Vediamo nel dettaglio cosa cambia nel rapporto tra cripto e fisco nel 2026, sulla base delle disposizioni contenute nella normativa approvata.
Indice dei contenuti
Cripto e fisco 2026: aliquota ridotta per i token ancorati all’euro
La principale novità fiscale del 2026 riguarda i token di moneta elettronica denominati in euro.
Per questa specifica categoria di cripto-attività, la Legge di Bilancio prevede:
- aliquota del 26%, in luogo del 33%;
- applicazione ai redditi diversi e agli altri proventi derivanti da:
- detenzione;
- cessione;
- utilizzo dei token.
La norma fa espresso riferimento ai token disciplinati dal Regolamento UE 2023/1114 (MiCA), ossia quelli il cui valore è stabilmente collegato all’euro e garantito da riserve detenute in euro presso soggetti autorizzati nell’Unione europea.
📌 Dal punto di vista fiscale, il legislatore distingue quindi tra cripto a funzione monetaria e cripto a funzione speculativa.

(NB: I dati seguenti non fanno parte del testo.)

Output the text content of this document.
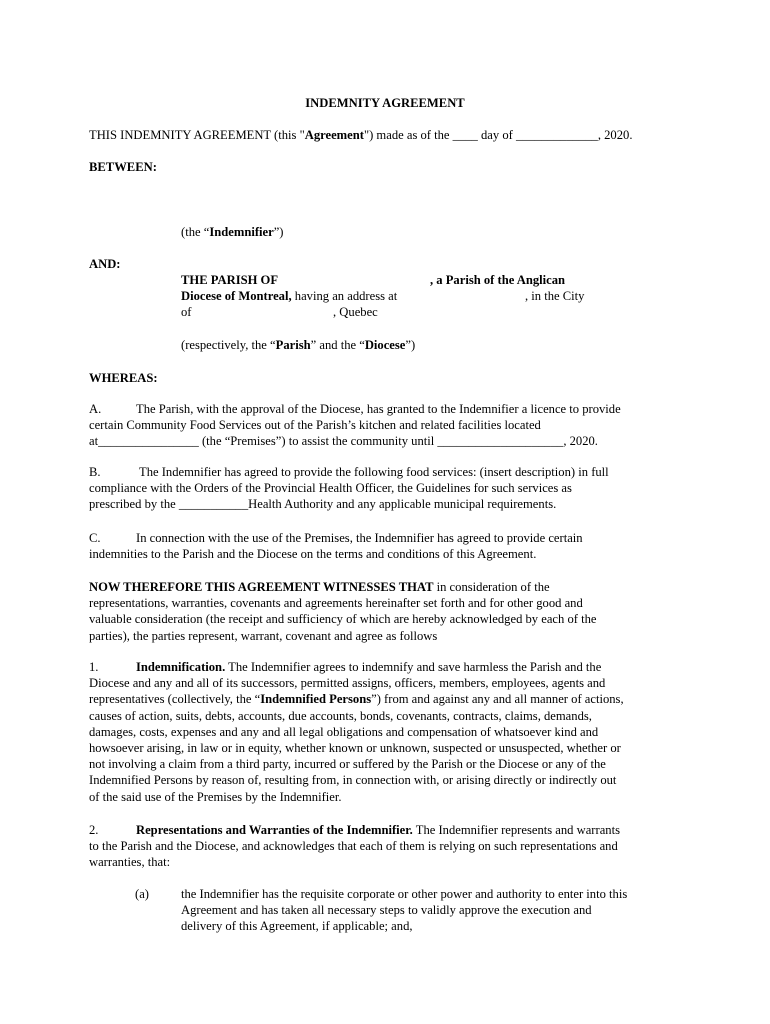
INDEMNITY AGREEMENT
THIS INDEMNITY AGREEMENT (this "Agreement") made as of the ____ day of _____________, 2020.
BETWEEN:
(the “Indemnifier”)
AND:
THE PARISH OF	, a Parish of the Anglican
Diocese of Montreal, having an address at	, in the City
of	, Quebec
(respectively, the “Parish” and the “Diocese”)
WHEREAS:
A.	The Parish, with the approval of the Diocese, has granted to the Indemnifier a licence to provide
certain Community Food Services out of the Parish’s kitchen and related facilities located
at________________ (the “Premises”) to assist the community until ____________________, 2020.
B.	The Indemnifier has agreed to provide the following food services: (insert description) in full
compliance with the Orders of the Provincial Health Officer, the Guidelines for such services as
prescribed by the ___________Health Authority and any applicable municipal requirements.
C.	In connection with the use of the Premises, the Indemnifier has agreed to provide certain
indemnities to the Parish and the Diocese on the terms and conditions of this Agreement.
NOW THEREFORE THIS AGREEMENT WITNESSES THAT in consideration of the
representations, warranties, covenants and agreements hereinafter set forth and for other good and
valuable consideration (the receipt and sufficiency of which are hereby acknowledged by each of the
parties), the parties represent, warrant, covenant and agree as follows
1.	Indemnification. The Indemnifier agrees to indemnify and save harmless the Parish and the
Diocese and any and all of its successors, permitted assigns, officers, members, employees, agents and
representatives (collectively, the “Indemnified Persons”) from and against any and all manner of actions,
causes of action, suits, debts, accounts, due accounts, bonds, covenants, contracts, claims, demands,
damages, costs, expenses and any and all legal obligations and compensation of whatsoever kind and
howsoever arising, in law or in equity, whether known or unknown, suspected or unsuspected, whether or
not involving a claim from a third party, incurred or suffered by the Parish or the Diocese or any of the
Indemnified Persons by reason of, resulting from, in connection with, or arising directly or indirectly out
of the said use of the Premises by the Indemnifier.
2.	Representations and Warranties of the Indemnifier. The Indemnifier represents and warrants
to the Parish and the Diocese, and acknowledges that each of them is relying on such representations and
warranties, that:
(a)	the Indemnifier has the requisite corporate or other power and authority to enter into this
Agreement and has taken all necessary steps to validly approve the execution and
delivery of this Agreement, if applicable; and,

Conversione euro–cripto: quando non si paga alcuna imposta
Un chiarimento rilevante sul piano operativo riguarda le operazioni di conversione.
Dal 2026:
- non genera plusvalenza né minusvalenza
- la conversione da euro a token di moneta elettronica denominati in euro;
- il rimborso dei token in euro al valore nominale.
Queste operazioni, quindi, non costituiscono evento fiscalmente rilevante ai fini delle imposte sui redditi.
👉 È una precisazione fondamentale per chi utilizza le cripto come strumento di pagamento e non come asset finanziario.
Cripto “non euro” e fisco 2026: resta l’aliquota del 33%
Diverso il trattamento per le criptovalute non denominate in euro, come Bitcoin o token analoghi.
La Legge di Bilancio chiarisce che:
- la conversione di cripto non euro;
- in token di moneta elettronica denominati in euro,
continua a essere tassata con aliquota del 33%.
In altre parole:
- euro ↔ euro-token → operazione fiscalmente neutra;
- cripto ↔ euro-token → operazione tassabile.
Questa impostazione rafforza una distinzione ormai netta nel rapporto cripto e fisco: non tutte le criptovalute sono fiscalmente equivalenti.
Cripto e ISEE: impatto fiscale indiretto dal 2026
Tra le novità meno evidenti ma più incisive del 2026 c’è l’ingresso ufficiale delle criptovalute nel calcolo dell’ISEE.
Dal 2026, il patrimonio mobiliare rilevante ai fini ISEE comprende:
- le giacenze in criptovalute;
- detenute in Italia o all’estero;
- incluse le rimesse di denaro effettuate anche tramite money transfer.
La norma rinvia a un decreto attuativo per i criteri di valorizzazione, ma il principio è già fissato: le cripto diventano patrimonio rilevante ai fini delle prestazioni sociali agevolate.
💬 Sul piano pratico, questo può incidere su bonus, agevolazioni e accesso a misure assistenziali, anche in assenza di plusvalenze tassate.
Cripto e fisco 2026: considerazioni finali
Le novità fiscali sulle criptovalute nel 2026 non introducono una rivoluzione, ma rafforzano la direzione intrapresa dal legislatore:
- tassazione differenziata in base alla natura della cripto-attività;
- maggiore certezza sulle operazioni fiscalmente irrilevanti;
- ampliamento del controllo patrimoniale tramite l’ISEE.
Dal punto di vista sistematico, il rapporto tra cripto e fisco nel 2026 diventa più coerente con la normativa europea e sempre meno tollerante verso zone grigie e interpretazioni elastiche.
Chi opera con le criptovalute, anche in modo non speculativo, non può più permettersi una gestione approssimativa: le conseguenze fiscali esistono, anche quando non si traducono immediatamente in imposte da versare.